Il Tazebao – Nella più recente offensiva simbolica della geopolitica digitale, il Congresso americano ha tirato fuori la matita rossa: basta intelligenze artificiali costruite da mani nemiche nei server delle istituzioni federali. Non importa quanto siano sofisticate, efficienti o economiche. Sono figlie del nemico.
Il pretesto ha un nome già noto per i lettori del Tazebao del giorno – DeepSeek – una piattaforma di IA sviluppata in Cina, capace di eguagliare, se non superare, le performance dei colossi occidentali come OpenAI o Google. Ma nel lessico politico americano, DeepSeek è un cavallo di troia del Partito Comunista Cinese. Il congresso, con un fare che odora di Guerra Fredda, ha così elaborato una proposta di legge che nega alle agenzie federali l’uso di qualsiasi sistema IA prodotto da “potenze ostili” – Cina, certo, ma anche Russia, Iran, Corea del Nord. Si va oltre la paura di backdoor o che queste IA facilitino infiltrazioni, il dibattito si incentra sulla natura delle IA sviluppate all’estero: ogni tecnologia porta il marchio ideologico del paese che l’ha generata. E non si può delegare il funzionamento della macchina statale americana a un’intelligenza allevata sotto un sistema di valori diverso dal proprio.
Oltre lo spionaggio, benché il sospetto aleggi ovunque, è la filosofia stessa dell’algoritmo a essere posta sotto accusa.
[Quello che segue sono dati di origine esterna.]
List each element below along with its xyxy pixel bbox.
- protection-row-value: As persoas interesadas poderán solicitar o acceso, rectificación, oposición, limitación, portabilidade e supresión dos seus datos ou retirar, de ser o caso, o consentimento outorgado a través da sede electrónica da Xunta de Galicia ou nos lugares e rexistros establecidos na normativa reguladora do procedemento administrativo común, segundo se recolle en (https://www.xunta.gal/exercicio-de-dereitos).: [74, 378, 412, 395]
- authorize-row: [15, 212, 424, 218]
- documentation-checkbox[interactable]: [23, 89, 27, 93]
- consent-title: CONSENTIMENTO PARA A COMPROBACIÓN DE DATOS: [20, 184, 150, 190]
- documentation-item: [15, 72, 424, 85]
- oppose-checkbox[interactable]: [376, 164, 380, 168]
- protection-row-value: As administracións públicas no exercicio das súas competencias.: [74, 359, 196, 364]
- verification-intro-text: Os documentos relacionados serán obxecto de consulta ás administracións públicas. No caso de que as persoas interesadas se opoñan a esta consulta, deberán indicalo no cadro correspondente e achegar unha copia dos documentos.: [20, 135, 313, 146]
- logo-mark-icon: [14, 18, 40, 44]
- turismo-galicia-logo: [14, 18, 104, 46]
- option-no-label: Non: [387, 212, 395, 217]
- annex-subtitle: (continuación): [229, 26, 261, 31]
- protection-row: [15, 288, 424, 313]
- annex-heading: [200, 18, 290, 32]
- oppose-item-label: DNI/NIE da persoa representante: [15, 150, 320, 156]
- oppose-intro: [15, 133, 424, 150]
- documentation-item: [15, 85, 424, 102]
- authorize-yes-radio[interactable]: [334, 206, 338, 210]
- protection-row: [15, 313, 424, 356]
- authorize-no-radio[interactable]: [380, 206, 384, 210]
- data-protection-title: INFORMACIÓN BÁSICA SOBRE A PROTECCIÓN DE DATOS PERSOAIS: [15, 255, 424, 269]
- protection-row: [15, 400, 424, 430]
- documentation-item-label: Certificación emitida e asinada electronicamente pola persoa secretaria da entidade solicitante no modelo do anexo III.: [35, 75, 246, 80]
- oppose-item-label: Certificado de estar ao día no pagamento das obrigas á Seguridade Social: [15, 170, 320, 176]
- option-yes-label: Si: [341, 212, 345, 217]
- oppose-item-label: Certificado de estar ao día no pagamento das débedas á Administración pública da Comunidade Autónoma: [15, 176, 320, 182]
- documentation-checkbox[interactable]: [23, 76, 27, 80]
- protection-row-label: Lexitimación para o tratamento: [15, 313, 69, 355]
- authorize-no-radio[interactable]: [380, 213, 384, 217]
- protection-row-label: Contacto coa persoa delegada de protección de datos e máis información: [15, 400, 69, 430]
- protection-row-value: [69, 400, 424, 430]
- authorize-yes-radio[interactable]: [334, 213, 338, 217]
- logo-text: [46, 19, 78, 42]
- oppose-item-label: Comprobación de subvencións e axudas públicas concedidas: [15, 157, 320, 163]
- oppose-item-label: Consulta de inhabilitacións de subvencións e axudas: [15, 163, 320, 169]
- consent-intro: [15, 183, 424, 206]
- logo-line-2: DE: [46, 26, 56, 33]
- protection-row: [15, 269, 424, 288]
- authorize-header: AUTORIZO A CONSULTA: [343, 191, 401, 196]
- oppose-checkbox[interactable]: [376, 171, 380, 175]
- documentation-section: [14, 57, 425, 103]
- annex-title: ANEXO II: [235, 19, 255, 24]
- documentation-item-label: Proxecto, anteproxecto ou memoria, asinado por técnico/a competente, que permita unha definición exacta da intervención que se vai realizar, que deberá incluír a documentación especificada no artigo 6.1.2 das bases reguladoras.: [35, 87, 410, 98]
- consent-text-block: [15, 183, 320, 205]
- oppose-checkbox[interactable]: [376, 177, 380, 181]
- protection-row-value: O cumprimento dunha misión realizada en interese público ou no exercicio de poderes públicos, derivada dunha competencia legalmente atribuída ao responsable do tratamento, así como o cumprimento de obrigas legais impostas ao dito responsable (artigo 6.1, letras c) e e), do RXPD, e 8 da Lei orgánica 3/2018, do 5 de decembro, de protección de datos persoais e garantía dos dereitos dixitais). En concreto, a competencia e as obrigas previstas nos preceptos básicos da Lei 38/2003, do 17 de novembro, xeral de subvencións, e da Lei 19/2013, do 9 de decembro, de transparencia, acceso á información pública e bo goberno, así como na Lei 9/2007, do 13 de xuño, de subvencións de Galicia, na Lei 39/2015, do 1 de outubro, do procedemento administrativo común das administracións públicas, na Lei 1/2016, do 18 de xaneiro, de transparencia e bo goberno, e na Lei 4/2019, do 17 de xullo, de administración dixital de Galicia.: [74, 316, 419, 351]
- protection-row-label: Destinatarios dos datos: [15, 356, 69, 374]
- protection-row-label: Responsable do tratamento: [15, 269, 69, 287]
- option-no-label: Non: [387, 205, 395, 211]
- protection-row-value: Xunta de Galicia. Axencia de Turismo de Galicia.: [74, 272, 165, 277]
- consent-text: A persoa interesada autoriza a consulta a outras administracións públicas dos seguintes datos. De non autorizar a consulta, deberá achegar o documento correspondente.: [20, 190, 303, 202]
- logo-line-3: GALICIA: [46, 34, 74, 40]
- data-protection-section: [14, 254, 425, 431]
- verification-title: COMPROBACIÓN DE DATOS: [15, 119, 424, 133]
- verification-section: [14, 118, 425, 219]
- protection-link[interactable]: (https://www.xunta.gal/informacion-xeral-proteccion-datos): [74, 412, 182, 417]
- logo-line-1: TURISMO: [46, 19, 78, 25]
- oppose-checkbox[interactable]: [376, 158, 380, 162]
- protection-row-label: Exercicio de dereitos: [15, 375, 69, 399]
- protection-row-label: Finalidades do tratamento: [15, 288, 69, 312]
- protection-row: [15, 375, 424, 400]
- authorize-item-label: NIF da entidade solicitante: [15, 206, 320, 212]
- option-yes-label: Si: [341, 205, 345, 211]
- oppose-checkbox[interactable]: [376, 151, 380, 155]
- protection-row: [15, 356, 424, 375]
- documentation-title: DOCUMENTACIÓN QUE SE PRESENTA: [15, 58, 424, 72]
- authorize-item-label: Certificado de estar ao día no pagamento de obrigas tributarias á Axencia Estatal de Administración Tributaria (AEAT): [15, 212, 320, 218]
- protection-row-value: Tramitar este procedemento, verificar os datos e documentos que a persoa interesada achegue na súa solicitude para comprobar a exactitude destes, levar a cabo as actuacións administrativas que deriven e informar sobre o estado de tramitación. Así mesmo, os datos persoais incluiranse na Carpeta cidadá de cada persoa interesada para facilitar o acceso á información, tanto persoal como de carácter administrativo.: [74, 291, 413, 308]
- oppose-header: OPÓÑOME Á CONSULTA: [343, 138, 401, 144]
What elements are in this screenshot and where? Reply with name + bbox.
Le Intelligenze Artificiali non si programmano: si addestrano ed emergono come entità agentiche dalla matassa di dati usata per generarle. Tendono per questo a portare l’imprinting culturale dei dati usati per costruirle, e la democrazia americana pretende IA che rispettino la sua cultura, che siano “fedeli” ai suoi principi. Da qui l’introduzione di una lista nera aggiornata ogni 180 giorni, gestita dal governo per selezionare e vietare.
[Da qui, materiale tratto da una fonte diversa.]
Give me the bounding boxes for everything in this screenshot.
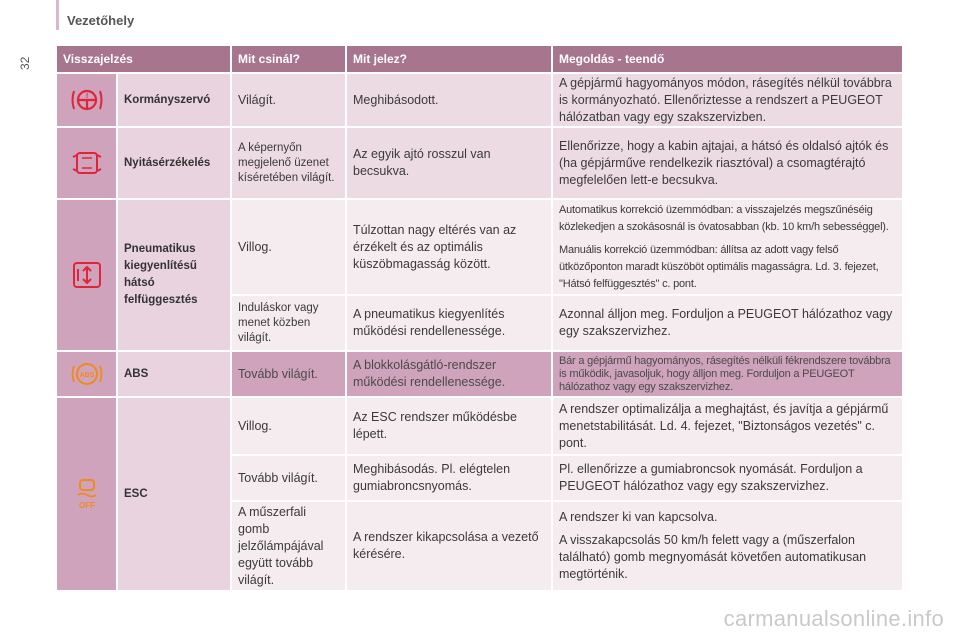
header-accent-bar bbox=[56, 0, 59, 30]
suspension-icon bbox=[70, 258, 104, 292]
indicator-icon-cell bbox=[57, 74, 118, 128]
action-cell: Pl. ellenőrizze a gumiabroncsok nyomását. Forduljon a PEUGEOT hálózathoz vagy egy szakszervizhez. bbox=[553, 456, 904, 502]
meaning-cell: Meghibásodás. Pl. elégtelen gumiabroncsnyomás. bbox=[347, 456, 553, 502]
section-title: Vezetőhely bbox=[67, 13, 135, 28]
table-row bbox=[57, 398, 904, 456]
meaning-cell: Az egyik ajtó rosszul van becsukva. bbox=[347, 128, 553, 200]
door-open-icon bbox=[70, 149, 104, 177]
indicator-icon-cell bbox=[57, 398, 118, 592]
col-header-behavior: Mit csinál? bbox=[232, 46, 347, 74]
table-row bbox=[57, 74, 904, 128]
table-row bbox=[57, 352, 904, 398]
indicator-icon-cell bbox=[57, 200, 118, 352]
indicator-name: Kormányszervó bbox=[118, 74, 232, 128]
abs-icon-label: ABS bbox=[79, 372, 94, 379]
action-cell: A rendszer optimalizálja a meghajtást, és javítja a gépjármű menetstabilitását. Ld. 4. fejezet, "Biztonságos vezetés" c. pont. bbox=[553, 398, 904, 456]
col-header-indicator: Visszajelzés bbox=[57, 46, 232, 74]
indicator-name: ABS bbox=[118, 352, 232, 398]
table-row bbox=[57, 200, 904, 296]
esc-icon bbox=[72, 477, 102, 511]
behavior-cell: Villog. bbox=[232, 398, 347, 456]
indicator-name: ESC bbox=[118, 398, 232, 592]
svg-text:!: ! bbox=[85, 93, 88, 100]
meaning-cell: Az ESC rendszer működésbe lépett. bbox=[347, 398, 553, 456]
behavior-cell: Villog. bbox=[232, 200, 347, 296]
meaning-cell: Túlzottan nagy eltérés van az érzékelt és az optimális küszöbmagasság között. bbox=[347, 200, 553, 296]
behavior-cell: Tovább világít. bbox=[232, 456, 347, 502]
behavior-cell: Induláskor vagy menet közben világít. bbox=[232, 296, 347, 352]
warning-lights-table bbox=[57, 46, 904, 592]
meaning-cell: A rendszer kikapcsolása a vezető kérésére. bbox=[347, 502, 553, 592]
col-header-meaning: Mit jelez? bbox=[347, 46, 553, 74]
action-cell: Bár a gépjármű hagyományos, rásegítés nélküli fékrendszere továbbra is működik, javasoljuk, hogy álljon meg. Forduljon a PEUGEOT hálózathoz vagy egy szakszervizhez. bbox=[553, 352, 904, 398]
behavior-cell: A képernyőn megjelenő üzenet kíséretében világít. bbox=[232, 128, 347, 200]
esc-icon-label: OFF bbox=[78, 501, 95, 510]
action-cell bbox=[553, 502, 904, 592]
behavior-cell: Világít. bbox=[232, 74, 347, 128]
action-paragraph: A rendszer ki van kapcsolva. bbox=[559, 510, 718, 524]
meaning-cell: A blokkolásgátló-rendszer működési rendellenessége. bbox=[347, 352, 553, 398]
abs-icon bbox=[70, 360, 104, 388]
action-cell: Ellenőrizze, hogy a kabin ajtajai, a hátsó és oldalsó ajtók és (ha gépjárműve rendelkezik riasztóval) a csomagtérajtó megfelelően lett-e becsukva. bbox=[553, 128, 904, 200]
meaning-cell: Meghibásodott. bbox=[347, 74, 553, 128]
action-cell bbox=[553, 200, 904, 296]
indicator-name: Nyitásérzékelés bbox=[118, 128, 232, 200]
action-cell: A gépjármű hagyományos módon, rásegítés nélkül továbbra is kormányozható. Ellenőriztesse a rendszert a PEUGEOT hálózatban vagy egy szakszervizben. bbox=[553, 74, 904, 128]
watermark: carmanualsonline.info bbox=[723, 606, 944, 631]
action-paragraph: Automatikus korrekció üzemmódban: a visszajelzés megszűnéséig közlekedjen a szokásosnál is óvatosabban (kb. 10 km/h sebességgel). bbox=[559, 203, 889, 233]
page-number: 32 bbox=[18, 56, 32, 70]
steering-warning-icon bbox=[70, 87, 104, 113]
table-row bbox=[57, 128, 904, 200]
action-paragraph: Manuális korrekció üzemmódban: állítsa az adott vagy felső ütközőponton maradt küszöböt optimális magasságra. Ld. 3. fejezet, "Hátsó felfüggesztés" c. pont. bbox=[559, 243, 879, 290]
action-paragraph: A visszakapcsolás 50 km/h felett vagy a (műszerfalon található) gomb megnyomását követően automatikusan megtörténik. bbox=[559, 533, 867, 581]
table-header-row bbox=[57, 46, 904, 74]
action-cell: Azonnal álljon meg. Forduljon a PEUGEOT hálózathoz vagy egy szakszervizhez. bbox=[553, 296, 904, 352]
behavior-cell: Tovább világít. bbox=[232, 352, 347, 398]
col-header-action: Megoldás - teendő bbox=[553, 46, 904, 74]
indicator-icon-cell bbox=[57, 128, 118, 200]
behavior-cell: A műszerfali gomb jelzőlámpájával együtt tovább világít. bbox=[232, 502, 347, 592]
meaning-cell: A pneumatikus kiegyenlítés működési rendellenessége. bbox=[347, 296, 553, 352]
indicator-name: Pneumatikus kiegyenlítésű hátsó felfüggesztés bbox=[118, 200, 232, 352]
indicator-icon-cell bbox=[57, 352, 118, 398]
E mentre si annuncia l’ennesimo bando, emergono altri dettagli: esportazioni di chip avanzati di Nvidia aggirano le sanzioni e sfuggono ai radar della burocrazia attraversando il Pacifico. Il timore è quello di una collaborazione tra DeepSeek e le forze armate cinesi. È chiaro che l’IA non è un campo di contesa solo per essa in quanto strumento, è un terreno simbolico a cui espandere la lotta tra modelli di mondo. Se un tempo si confrontavano le Costituzioni, oggi si scontrano i dataset. Ma l’ansia che traspare dal legislatore americano tradisce qualcosa di più profondo: la consapevolezza che, forse, la Cina non stia solo rincorrendo. Si era già visto con le nuove portaerei: il Regno di mezzo ha raggiunto l’indipendenza tecnica e innova, detta nuova regole e sviluppa avanzamenti domesticamente, l’America teme di dover rispondere invece di comandare. Così il cerchio si chiude, e quell’America che ha sempre ridicolizzato le grandi muraglie digitali, ne erge di proprie. Il rischio è quello di scoprire non tanto un modello di mondo differente dal proprio, ma uno che funzioni meglio, eventualità che – si sa – l’America non si è mai preparata ad accettare.